At present, there is not a single ideal or recommended diagnostic test for the diagnosis of idiopathic ARD. If secondary ARD is suspected, an investigation for the underlying cause is recommended.
Treatment
Idiopathic ARD
- Antimicrobial for an initial period of 4 weeks
- A longer course may be required if the clinical signs relapse. This holds true for most cases of ARD.

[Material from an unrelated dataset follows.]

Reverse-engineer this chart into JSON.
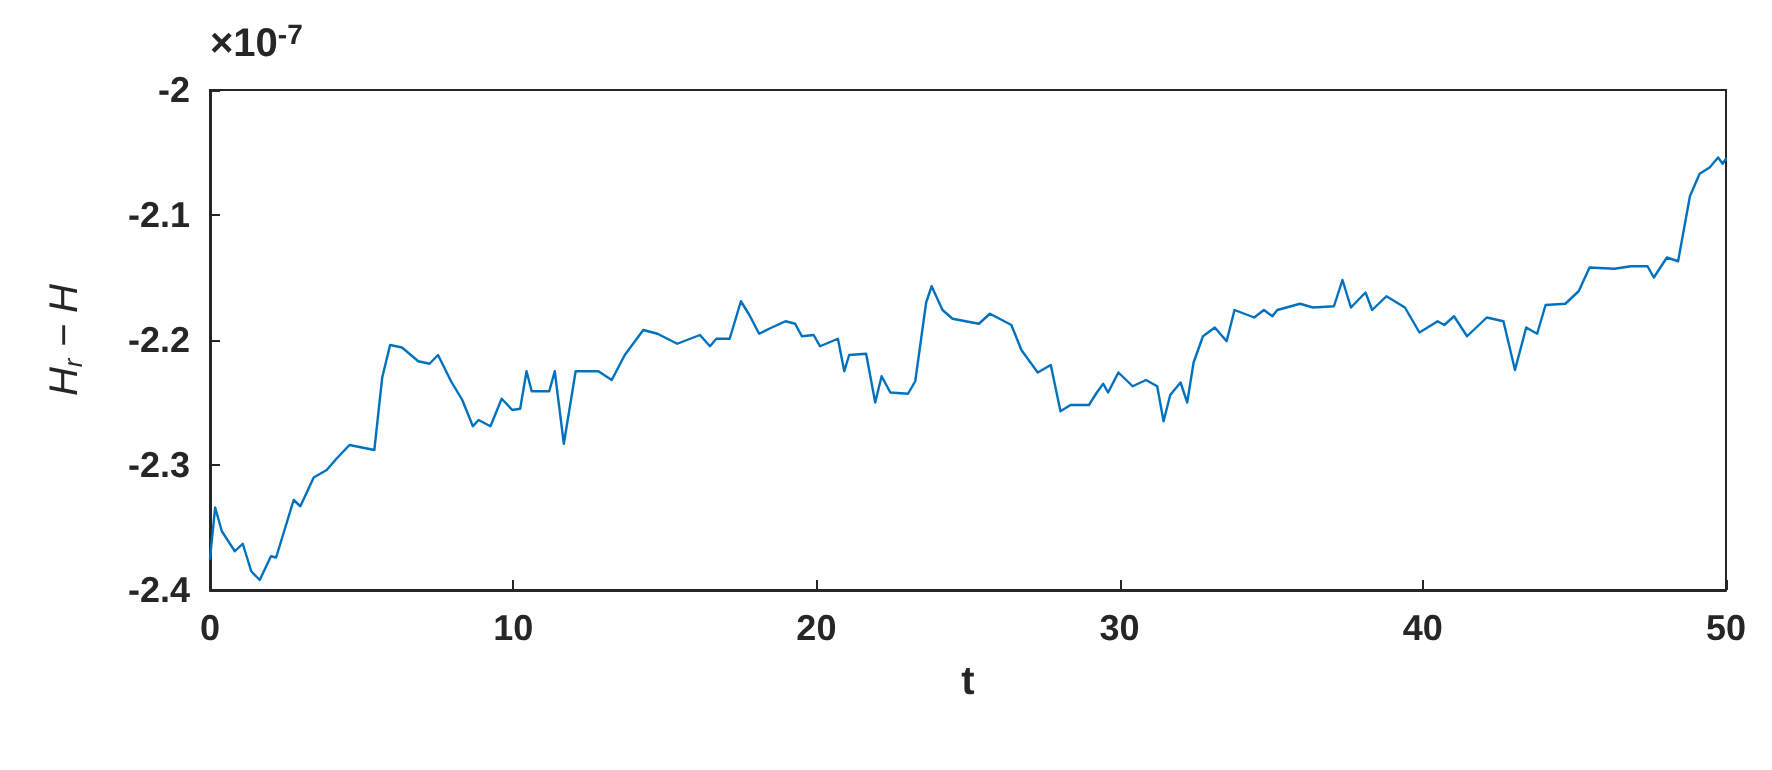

- Suitable drugs include oxytetracycline, tylosin, metronidazole. oxytetracycline is the drug of first choice for idiopathic ARD but its use for secondary ARD is controversial. In addition, resistance is fast to develop with oxytetracycline. Tylosin and metronidazole may be more appropriate at targeting bacteria that are likely to be present in secondary ARD.
Secondary ARD
Treat the underlying cause of ARD
Dietary modification
A highly digestible and fat restriction diet, with added prebiotics is recommended. This may be useful in both idiopathic and secondary ARD.
Prognosis
For cases of secondary ARD, the prognosis depends on the underlying cause and success of treatment. For cases of idiopathic ARD, the prognosis is guarded and many of them are likely to relapse when treatment is stopped, which may require a prolonged or life-long treatment. Some cases, however, do resolve and only require a short term treatment.
References
- Ettinger, S.J. and Feldman, E. C. (2000) Textbook of Veterinary Internal Medicine Diseases of the Dog and Cat Volume 2 (Fifth Edition) W.B. Saunders Company.
- Hall, E.J, Simpson, J.W. and Williams, D.A. (2005) BSAVA Manual of Canine and Feline Gastroenterology (2nd Edition) BSAVA
- Nelson, R.W. and Couto, C.G. (2009) Small Animal Internal Medicine (Fourth Edition) Mosby Elsevier.